--- a/text/appendixes/moam.tex	Thu Jul 29 19:48:59 2010 -0400
+++ b/text/appendixes/moam.tex	Thu Jul 29 21:44:49 2010 -0400
@@ -35,6 +35,20 @@
 This is a standard result; see, for example, \nn{need citations}.
 
 We will build a chain map $f\in \Compat(D^\bullet_*)$ inductively.
-Choose $f(x_{0j})\in D^{0j}_0$ for all $j$.
-\nn{...}
-\end{proof}
\ No newline at end of file
+Choose $f(x_{0j})\in D^{0j}_0$ for all $j$
+(possible since $D^{0j}_0$ is non-empty).

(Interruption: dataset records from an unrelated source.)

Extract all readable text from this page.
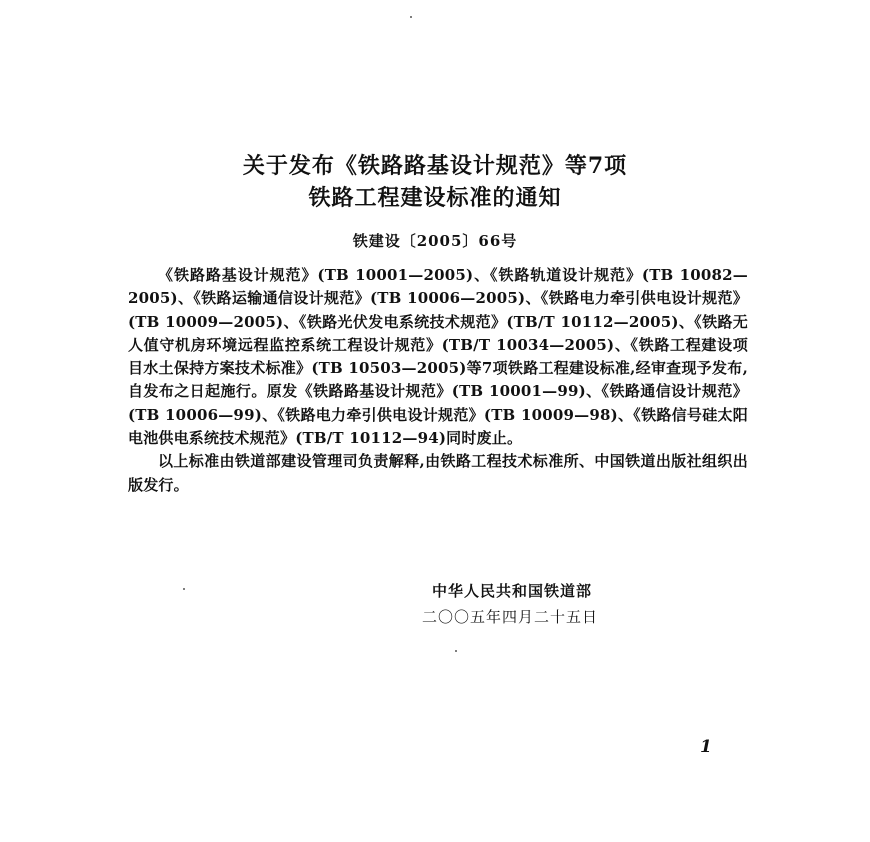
关于发布《铁路路基设计规范》等7项
铁路工程建设标准的通知
铁建设〔2005〕66号

《铁路路基设计规范》(TB 10001—2005)、《铁路轨道设计规范》(TB 10082—2005)、《铁路运输通信设计规范》(TB 10006—2005)、《铁路电力牵引供电设计规范》(TB 10009—2005)、《铁路光伏发电系统技术规范》(TB/T 10112—2005)、《铁路无人值守机房环境远程监控系统工程设计规范》(TB/T 10034—2005)、《铁路工程建设项目水土保持方案技术标准》(TB 10503—2005)等7项铁路工程建设标准,经审查现予发布,自发布之日起施行。原发《铁路路基设计规范》(TB 10001—99)、《铁路通信设计规范》(TB 10006—99)、《铁路电力牵引供电设计规范》(TB 10009—98)、《铁路信号硅太阳电池供电系统技术规范》(TB/T 10112—94)同时废止。

以上标准由铁道部建设管理司负责解释,由铁路工程技术标准所、中国铁道出版社组织出版发行。

中华人民共和国铁道部
二〇〇五年四月二十五日
1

+Choose $f(x_{1j})\in D^{1j}_1$ such that $\bd f(x_{1j}) = f(\bd x_{1j})$
+(possible since $D^{0l}_* \sub D^{1j}_*$ for each $x_{0l}$ in $\bd x_{1j}$
+and $D^{1j}_*$ is 0-acyclic).
+Continue in this way, choosing $f(x_{kj})\in D^{kj}_k$ such that $\bd f(x_{kj}) = f(\bd x_{kj})$
+We have now constructed $f\in \Compat(D^\bullet_*)$, proving the first claim of the theorem.
+
+Now suppose that $D^{kj}_*$ is $k$-acyclic for all $k$ and $j$.

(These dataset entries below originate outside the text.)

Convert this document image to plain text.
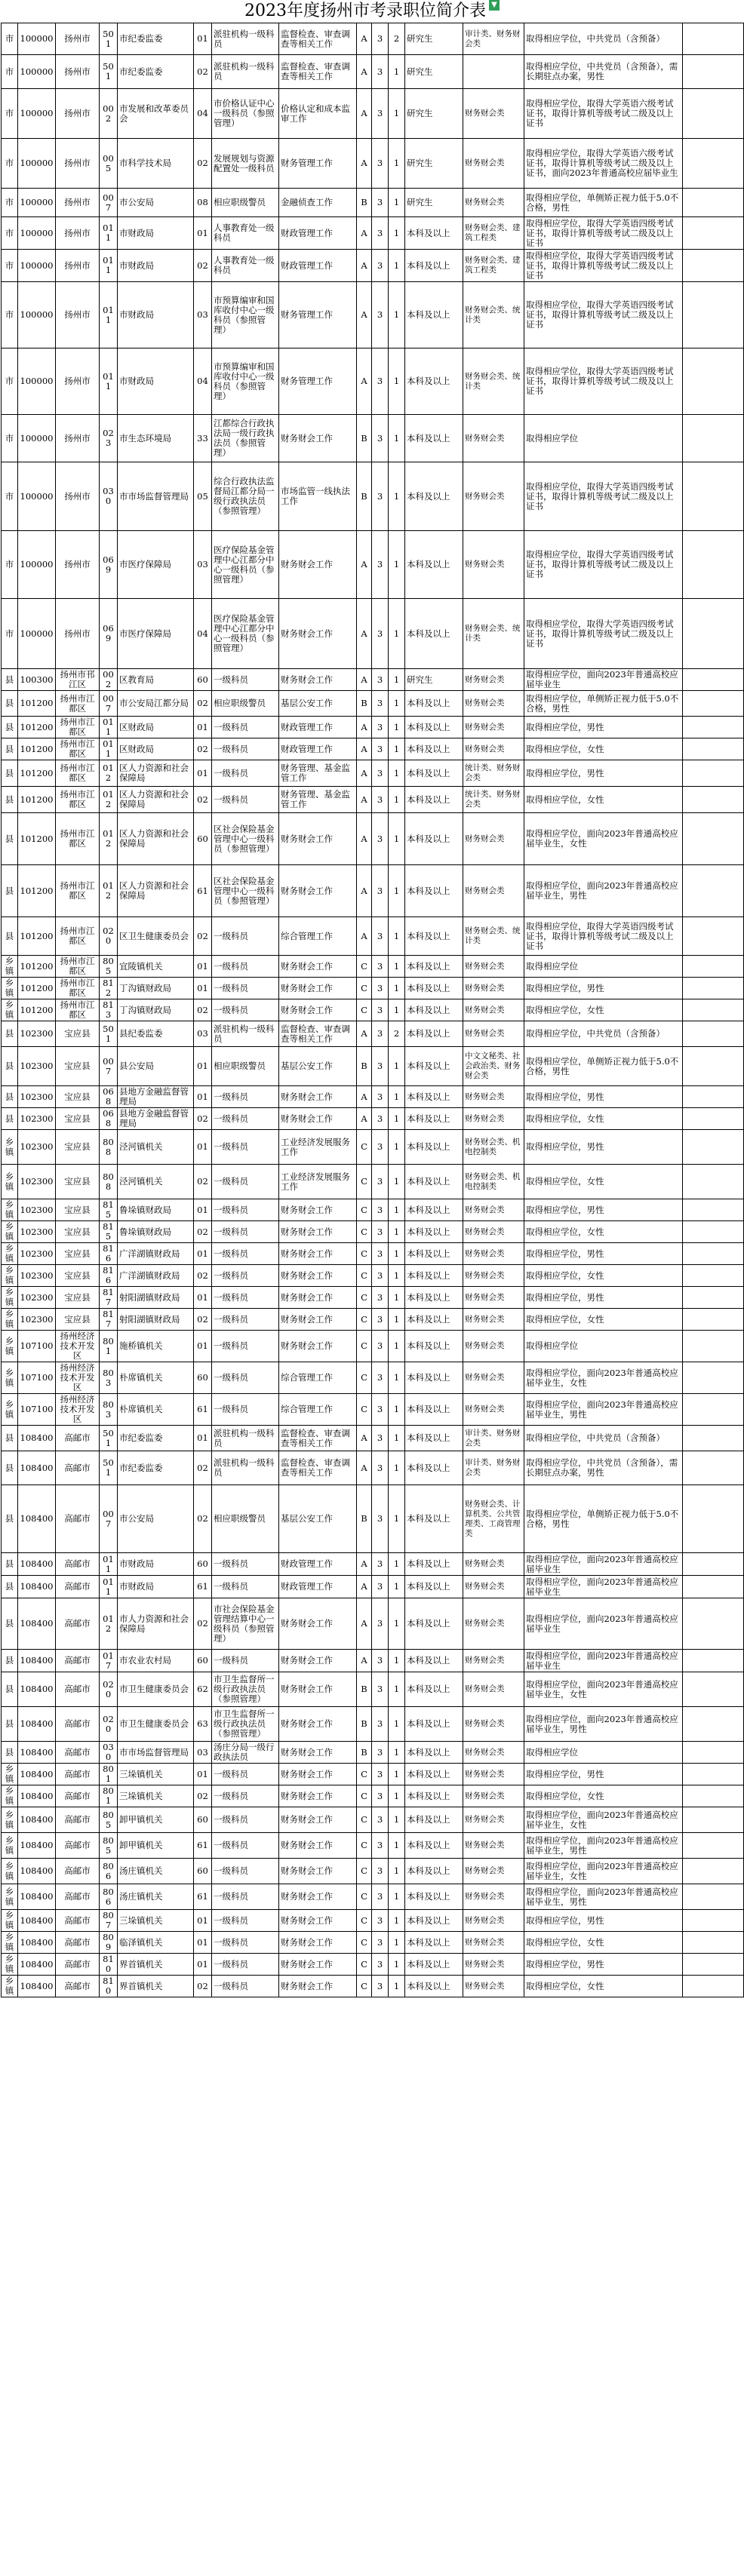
2023年度扬州市考录职位简介表 ▼
市	100000	扬州市	501	市纪委监委	01	派驻机构一级科员	监督检查、审查调查等相关工作	A	3	2	研究生	审计类、财务财会类	取得相应学位，中共党员（含预备）	
市	100000	扬州市	501	市纪委监委	02	派驻机构一级科员	监督检查、审查调查等相关工作	A	3	1	研究生		取得相应学位，中共党员（含预备），需长期驻点办案，男性	
市	100000	扬州市	002	市发展和改革委员会	04	市价格认证中心一级科员（参照管理）	价格认定和成本监审工作	A	3	1	研究生	财务财会类	取得相应学位，取得大学英语六级考试证书，取得计算机等级考试二级及以上证书	
市	100000	扬州市	005	市科学技术局	02	发展规划与资源配置处一级科员	财务管理工作	A	3	1	研究生	财务财会类	取得相应学位，取得大学英语六级考试证书，取得计算机等级考试二级及以上证书，面向2023年普通高校应届毕业生	
市	100000	扬州市	007	市公安局	08	相应职级警员	金融侦查工作	B	3	1	研究生	财务财会类	取得相应学位，单侧矫正视力低于5.0不合格，男性	
市	100000	扬州市	011	市财政局	01	人事教育处一级科员	财政管理工作	A	3	1	本科及以上	财务财会类、建筑工程类	取得相应学位，取得大学英语四级考试证书，取得计算机等级考试二级及以上证书	
市	100000	扬州市	011	市财政局	02	人事教育处一级科员	财政管理工作	A	3	1	本科及以上	财务财会类、建筑工程类	取得相应学位，取得大学英语四级考试证书，取得计算机等级考试二级及以上证书	
市	100000	扬州市	011	市财政局	03	市预算编审和国库收付中心一级科员（参照管理）	财务管理工作	A	3	1	本科及以上	财务财会类、统计类	取得相应学位，取得大学英语四级考试证书，取得计算机等级考试二级及以上证书	
市	100000	扬州市	011	市财政局	04	市预算编审和国库收付中心一级科员（参照管理）	财务管理工作	A	3	1	本科及以上	财务财会类、统计类	取得相应学位，取得大学英语四级考试证书，取得计算机等级考试二级及以上证书	
市	100000	扬州市	023	市生态环境局	33	江都综合行政执法局一级行政执法员（参照管理）	财务财会工作	B	3	1	本科及以上	财务财会类	取得相应学位	
市	100000	扬州市	030	市市场监督管理局	05	综合行政执法监督局江都分局一级行政执法员（参照管理）	市场监管一线执法工作	B	3	1	本科及以上	财务财会类	取得相应学位，取得大学英语四级考试证书，取得计算机等级考试二级及以上证书	
市	100000	扬州市	069	市医疗保障局	03	医疗保险基金管理中心江都分中心一级科员（参照管理）	财务财会工作	A	3	1	本科及以上	财务财会类	取得相应学位，取得大学英语四级考试证书，取得计算机等级考试二级及以上证书	
市	100000	扬州市	069	市医疗保障局	04	医疗保险基金管理中心江都分中心一级科员（参照管理）	财务财会工作	A	3	1	本科及以上	财务财会类、统计类	取得相应学位，取得大学英语四级考试证书，取得计算机等级考试二级及以上证书	
县	100300	扬州市邗江区	002	区教育局	60	一级科员	财务财会工作	A	3	1	研究生	财务财会类	取得相应学位，面向2023年普通高校应届毕业生	
县	101200	扬州市江都区	007	市公安局江都分局	02	相应职级警员	基层公安工作	B	3	1	本科及以上	财务财会类	取得相应学位，单侧矫正视力低于5.0不合格，男性	
县	101200	扬州市江都区	011	区财政局	01	一级科员	财政管理工作	A	3	1	本科及以上	财务财会类	取得相应学位，男性	
县	101200	扬州市江都区	011	区财政局	02	一级科员	财政管理工作	A	3	1	本科及以上	财务财会类	取得相应学位，女性	
县	101200	扬州市江都区	012	区人力资源和社会保障局	01	一级科员	财务管理、基金监管工作	A	3	1	本科及以上	统计类、财务财会类	取得相应学位，男性	
县	101200	扬州市江都区	012	区人力资源和社会保障局	02	一级科员	财务管理、基金监管工作	A	3	1	本科及以上	统计类、财务财会类	取得相应学位，女性	
县	101200	扬州市江都区	012	区人力资源和社会保障局	60	区社会保险基金管理中心一级科员（参照管理）	财务财会工作	A	3	1	本科及以上	财务财会类	取得相应学位，面向2023年普通高校应届毕业生，女性	
县	101200	扬州市江都区	012	区人力资源和社会保障局	61	区社会保险基金管理中心一级科员（参照管理）	财务财会工作	A	3	1	本科及以上	财务财会类	取得相应学位，面向2023年普通高校应届毕业生，男性	
县	101200	扬州市江都区	020	区卫生健康委员会	02	一级科员	综合管理工作	A	3	1	本科及以上	财务财会类、统计类	取得相应学位，取得大学英语四级考试证书，取得计算机等级考试二级及以上证书	
乡镇	101200	扬州市江都区	805	宜陵镇机关	01	一级科员	财务财会工作	C	3	1	本科及以上	财务财会类	取得相应学位	
乡镇	101200	扬州市江都区	812	丁沟镇财政局	01	一级科员	财务财会工作	C	3	1	本科及以上	财务财会类	取得相应学位，男性	
乡镇	101200	扬州市江都区	813	丁沟镇财政局	02	一级科员	财务财会工作	C	3	1	本科及以上	财务财会类	取得相应学位，女性	
县	102300	宝应县	501	县纪委监委	03	派驻机构一级科员	监督检查、审查调查等相关工作	A	3	2	本科及以上	财务财会类	取得相应学位，中共党员（含预备）	
县	102300	宝应县	007	县公安局	01	相应职级警员	基层公安工作	B	3	1	本科及以上	中文文秘类、社会政治类、财务财会类	取得相应学位，单侧矫正视力低于5.0不合格，男性	
县	102300	宝应县	068	县地方金融监督管理局	01	一级科员	财务财会工作	A	3	1	本科及以上	财务财会类	取得相应学位，男性	
县	102300	宝应县	068	县地方金融监督管理局	02	一级科员	财务财会工作	A	3	1	本科及以上	财务财会类	取得相应学位，女性	
乡镇	102300	宝应县	808	泾河镇机关	01	一级科员	工业经济发展服务工作	C	3	1	本科及以上	财务财会类、机电控制类	取得相应学位，男性	
乡镇	102300	宝应县	808	泾河镇机关	02	一级科员	工业经济发展服务工作	C	3	1	本科及以上	财务财会类、机电控制类	取得相应学位，女性	
乡镇	102300	宝应县	815	鲁垛镇财政局	01	一级科员	财务财会工作	C	3	1	本科及以上	财务财会类	取得相应学位，男性	
乡镇	102300	宝应县	815	鲁垛镇财政局	02	一级科员	财务财会工作	C	3	1	本科及以上	财务财会类	取得相应学位，女性	
乡镇	102300	宝应县	816	广洋湖镇财政局	01	一级科员	财务财会工作	C	3	1	本科及以上	财务财会类	取得相应学位，男性	
乡镇	102300	宝应县	816	广洋湖镇财政局	02	一级科员	财务财会工作	C	3	1	本科及以上	财务财会类	取得相应学位，女性	
乡镇	102300	宝应县	817	射阳湖镇财政局	01	一级科员	财务财会工作	C	3	1	本科及以上	财务财会类	取得相应学位，男性	
乡镇	102300	宝应县	817	射阳湖镇财政局	02	一级科员	财务财会工作	C	3	1	本科及以上	财务财会类	取得相应学位，女性	
乡镇	107100	扬州经济技术开发区	801	施桥镇机关	01	一级科员	财务财会工作	C	3	1	本科及以上	财务财会类	取得相应学位	
乡镇	107100	扬州经济技术开发区	803	朴席镇机关	60	一级科员	综合管理工作	C	3	1	本科及以上	财务财会类	取得相应学位，面向2023年普通高校应届毕业生，女性	
乡镇	107100	扬州经济技术开发区	803	朴席镇机关	61	一级科员	综合管理工作	C	3	1	本科及以上	财务财会类	取得相应学位，面向2023年普通高校应届毕业生，男性	
县	108400	高邮市	501	市纪委监委	01	派驻机构一级科员	监督检查、审查调查等相关工作	A	3	1	本科及以上	审计类、财务财会类	取得相应学位，中共党员（含预备）	
县	108400	高邮市	501	市纪委监委	02	派驻机构一级科员	监督检查、审查调查等相关工作	A	3	1	本科及以上	审计类、财务财会类	取得相应学位，中共党员（含预备），需长期驻点办案，男性	
县	108400	高邮市	007	市公安局	02	相应职级警员	基层公安工作	B	3	1	本科及以上	财务财会类、计算机类、公共管理类、工商管理类	取得相应学位，单侧矫正视力低于5.0不合格，男性	
县	108400	高邮市	011	市财政局	60	一级科员	财政管理工作	A	3	1	本科及以上	财务财会类	取得相应学位，面向2023年普通高校应届毕业生	
县	108400	高邮市	011	市财政局	61	一级科员	财政管理工作	A	3	1	本科及以上	财务财会类	取得相应学位，面向2023年普通高校应届毕业生	
县	108400	高邮市	012	市人力资源和社会保障局	02	市社会保险基金管理结算中心一级科员（参照管理）	财务财会工作	A	3	1	本科及以上	财务财会类	取得相应学位，面向2023年普通高校应届毕业生	
县	108400	高邮市	017	市农业农村局	60	一级科员	财务财会工作	A	3	1	本科及以上	财务财会类	取得相应学位，面向2023年普通高校应届毕业生	
县	108400	高邮市	020	市卫生健康委员会	62	市卫生监督所一级行政执法员（参照管理）	财务财会工作	B	3	1	本科及以上	财务财会类	取得相应学位，面向2023年普通高校应届毕业生，女性	
县	108400	高邮市	020	市卫生健康委员会	63	市卫生监督所一级行政执法员（参照管理）	财务财会工作	B	3	1	本科及以上	财务财会类	取得相应学位，面向2023年普通高校应届毕业生，男性	
县	108400	高邮市	030	市市场监督管理局	03	汤庄分局一级行政执法员	财务财会工作	B	3	1	本科及以上	财务财会类	取得相应学位	
乡镇	108400	高邮市	801	三垛镇机关	01	一级科员	财务财会工作	C	3	1	本科及以上	财务财会类	取得相应学位，男性	
乡镇	108400	高邮市	801	三垛镇机关	02	一级科员	财务财会工作	C	3	1	本科及以上	财务财会类	取得相应学位，女性	
乡镇	108400	高邮市	805	卸甲镇机关	60	一级科员	财务财会工作	C	3	1	本科及以上	财务财会类	取得相应学位，面向2023年普通高校应届毕业生，女性	
乡镇	108400	高邮市	805	卸甲镇机关	61	一级科员	财务财会工作	C	3	1	本科及以上	财务财会类	取得相应学位，面向2023年普通高校应届毕业生，男性	
乡镇	108400	高邮市	806	汤庄镇机关	60	一级科员	财务财会工作	C	3	1	本科及以上	财务财会类	取得相应学位，面向2023年普通高校应届毕业生，女性	
乡镇	108400	高邮市	806	汤庄镇机关	61	一级科员	财务财会工作	C	3	1	本科及以上	财务财会类	取得相应学位，面向2023年普通高校应届毕业生，男性	
乡镇	108400	高邮市	807	三垛镇机关	01	一级科员	财务财会工作	C	3	1	本科及以上	财务财会类	取得相应学位，男性	
乡镇	108400	高邮市	809	临泽镇机关	01	一级科员	财务财会工作	C	3	1	本科及以上	财务财会类	取得相应学位，女性	
乡镇	108400	高邮市	810	界首镇机关	01	一级科员	财务财会工作	C	3	1	本科及以上	财务财会类	取得相应学位，男性	
乡镇	108400	高邮市	810	界首镇机关	02	一级科员	财务财会工作	C	3	1	本科及以上	财务财会类	取得相应学位，女性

+Let $f$ and $f'$ be two chain maps (0-chains) in $\Compat(D^\bullet_*)$.
+Using a technique similar to above we can construct a homotopy (1-chain) in $\Compat(D^\bullet_*)$
+between $f$ and $f'$.
+Thus $\Compat(D^\bullet_*)$ is 0-connected.
+Similarly, if $D^{kj}_*$ is $(k{+}i)$-acyclic then we can show that $\Compat(D^\bullet_*)$ is $i$-connected.
+\end{proof}
+
+\nn{do we also need some version of ``backwards" acyclic models?  probably}